Following a hold in March, the Bank of England has today announced a reduction in the base rate to 4.25%. This decision follows a period of relative stability in inflation, which fell to 2.6% in March 2025—still above the Bank’s 2.0% target, but a notable improvement. The Monetary Policy Committee voted 7-2 in favour of the cut, a move widely welcomed across the property industry.
Bradley Post, Managing Director of RIFT, commented:
“A second consecutive base rate cut this year will be welcome news for borrowers, especially households still feeling the effects of the cost-of-living squeeze. While this may ease the burden on mortgages and other finance agreements, it’s less favourable for savers, who will see lower returns on their savings pots.”
Stephanie Daley, Director of Partnerships at Alexander Hall, said:
“Mortgage activity has remained consistently strong since interest rates stabilised, and a second rate cut will only increase market confidence. Lenders have already been responding positively, with rate reductions across all loan-to-value bands for both residential fixed-rate and buy-to-let products. Sub-4% rates have returned, and the number of low-deposit mortgage products is now at its highest in 17 years – great news for first-time buyers hoping to get on the ladder sooner.”
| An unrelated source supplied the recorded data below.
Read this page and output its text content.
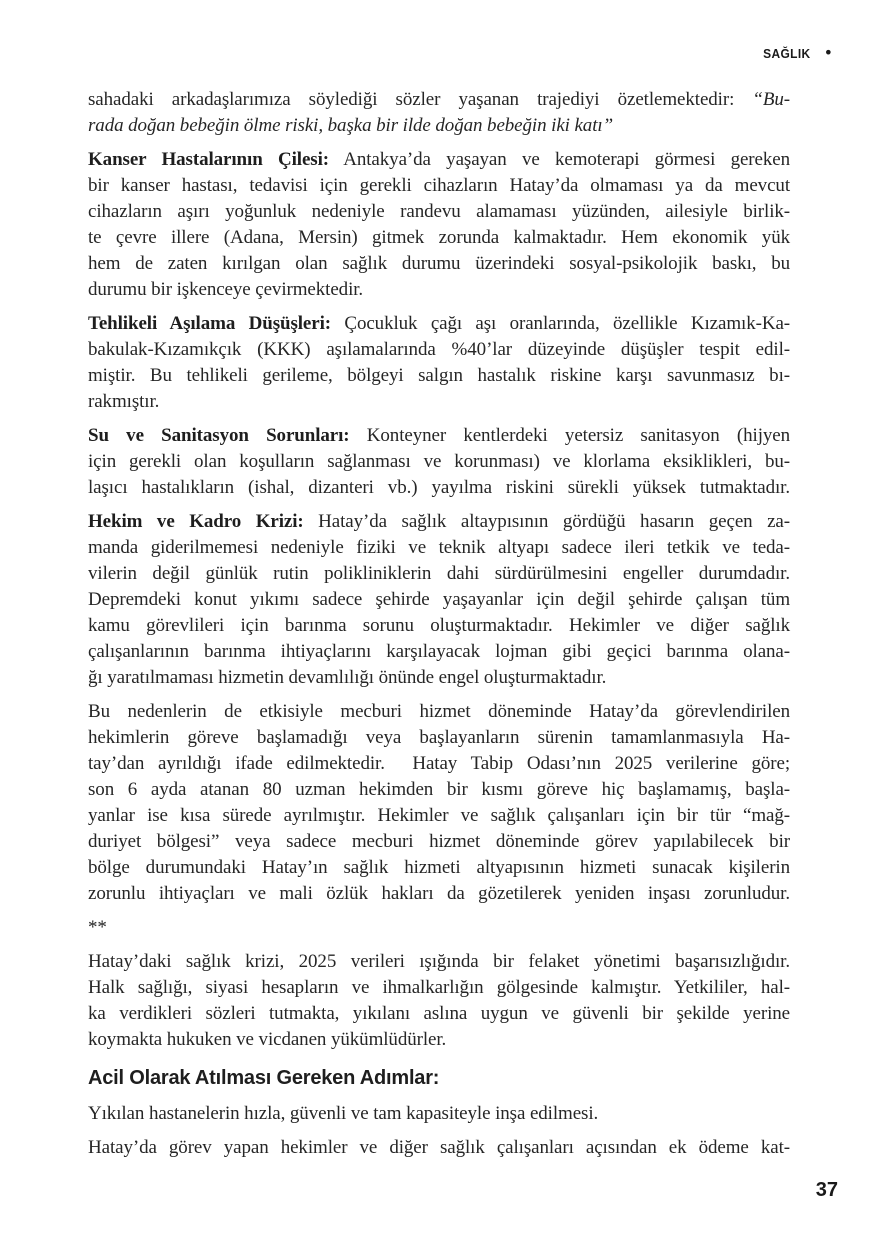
SAĞLIK •
sahadaki arkadaşlarımıza söylediği sözler yaşanan trajediyi özetlemektedir: “Bu-
rada doğan bebeğin ölme riski, başka bir ilde doğan bebeğin iki katı”
Kanser Hastalarının Çilesi: Antakya’da yaşayan ve kemoterapi görmesi gereken
bir kanser hastası, tedavisi için gerekli cihazların Hatay’da olmaması ya da mevcut
cihazların aşırı yoğunluk nedeniyle randevu alamaması yüzünden, ailesiyle birlik-
te çevre illere (Adana, Mersin) gitmek zorunda kalmaktadır. Hem ekonomik yük
hem de zaten kırılgan olan sağlık durumu üzerindeki sosyal-psikolojik baskı, bu
durumu bir işkenceye çevirmektedir.
Tehlikeli Aşılama Düşüşleri: Çocukluk çağı aşı oranlarında, özellikle Kızamık-Ka-
bakulak-Kızamıkçık (KKK) aşılamalarında %40’lar düzeyinde düşüşler tespit edil-
miştir. Bu tehlikeli gerileme, bölgeyi salgın hastalık riskine karşı savunmasız bı-
rakmıştır.
Su ve Sanitasyon Sorunları: Konteyner kentlerdeki yetersiz sanitasyon (hijyen
için gerekli olan koşulların sağlanması ve korunması) ve klorlama eksiklikleri, bu-
laşıcı hastalıkların (ishal, dizanteri vb.) yayılma riskini sürekli yüksek tutmaktadır.
Hekim ve Kadro Krizi: Hatay’da sağlık altaypısının gördüğü hasarın geçen za-
manda giderilmemesi nedeniyle fiziki ve teknik altyapı sadece ileri tetkik ve teda-
vilerin değil günlük rutin polikliniklerin dahi sürdürülmesini engeller durumdadır.
Depremdeki konut yıkımı sadece şehirde yaşayanlar için değil şehirde çalışan tüm
kamu görevlileri için barınma sorunu oluşturmaktadır. Hekimler ve diğer sağlık
çalışanlarının barınma ihtiyaçlarını karşılayacak lojman gibi geçici barınma olana-
ğı yaratılmaması hizmetin devamlılığı önünde engel oluşturmaktadır.
Bu nedenlerin de etkisiyle mecburi hizmet döneminde Hatay’da görevlendirilen
hekimlerin göreve başlamadığı veya başlayanların sürenin tamamlanmasıyla Ha-
tay’dan ayrıldığı ifade edilmektedir.  Hatay Tabip Odası’nın 2025 verilerine göre;
son 6 ayda atanan 80 uzman hekimden bir kısmı göreve hiç başlamamış, başla-
yanlar ise kısa sürede ayrılmıştır. Hekimler ve sağlık çalışanları için bir tür “mağ-
duriyet bölgesi” veya sadece mecburi hizmet döneminde görev yapılabilecek bir
bölge durumundaki Hatay’ın sağlık hizmeti altyapısının hizmeti sunacak kişilerin
zorunlu ihtiyaçları ve mali özlük hakları da gözetilerek yeniden inşası zorunludur.
**
Hatay’daki sağlık krizi, 2025 verileri ışığında bir felaket yönetimi başarısızlığıdır.
Halk sağlığı, siyasi hesapların ve ihmalkarlığın gölgesinde kalmıştır. Yetkililer, hal-
ka verdikleri sözleri tutmakta, yıkılanı aslına uygun ve güvenli bir şekilde yerine
koymakta hukuken ve vicdanen yükümlüdürler.
Acil Olarak Atılması Gereken Adımlar:
Yıkılan hastanelerin hızla, güvenli ve tam kapasiteyle inşa edilmesi.
Hatay’da görev yapan hekimler ve diğer sağlık çalışanları açısından ek ödeme kat-
37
The Bank of England’s decision to cut the base rate to 4.25% is a promising step for the property market. As estate agents, we expect this to drive renewed buyer confidence and increase demand – particularly among first-time buyers and those looking to upsize. With mortgage rates already beginning to fall and more competitive products hitting the market, this shift creates the conditions for a more active and accessible marketplace heading into the second half of the year.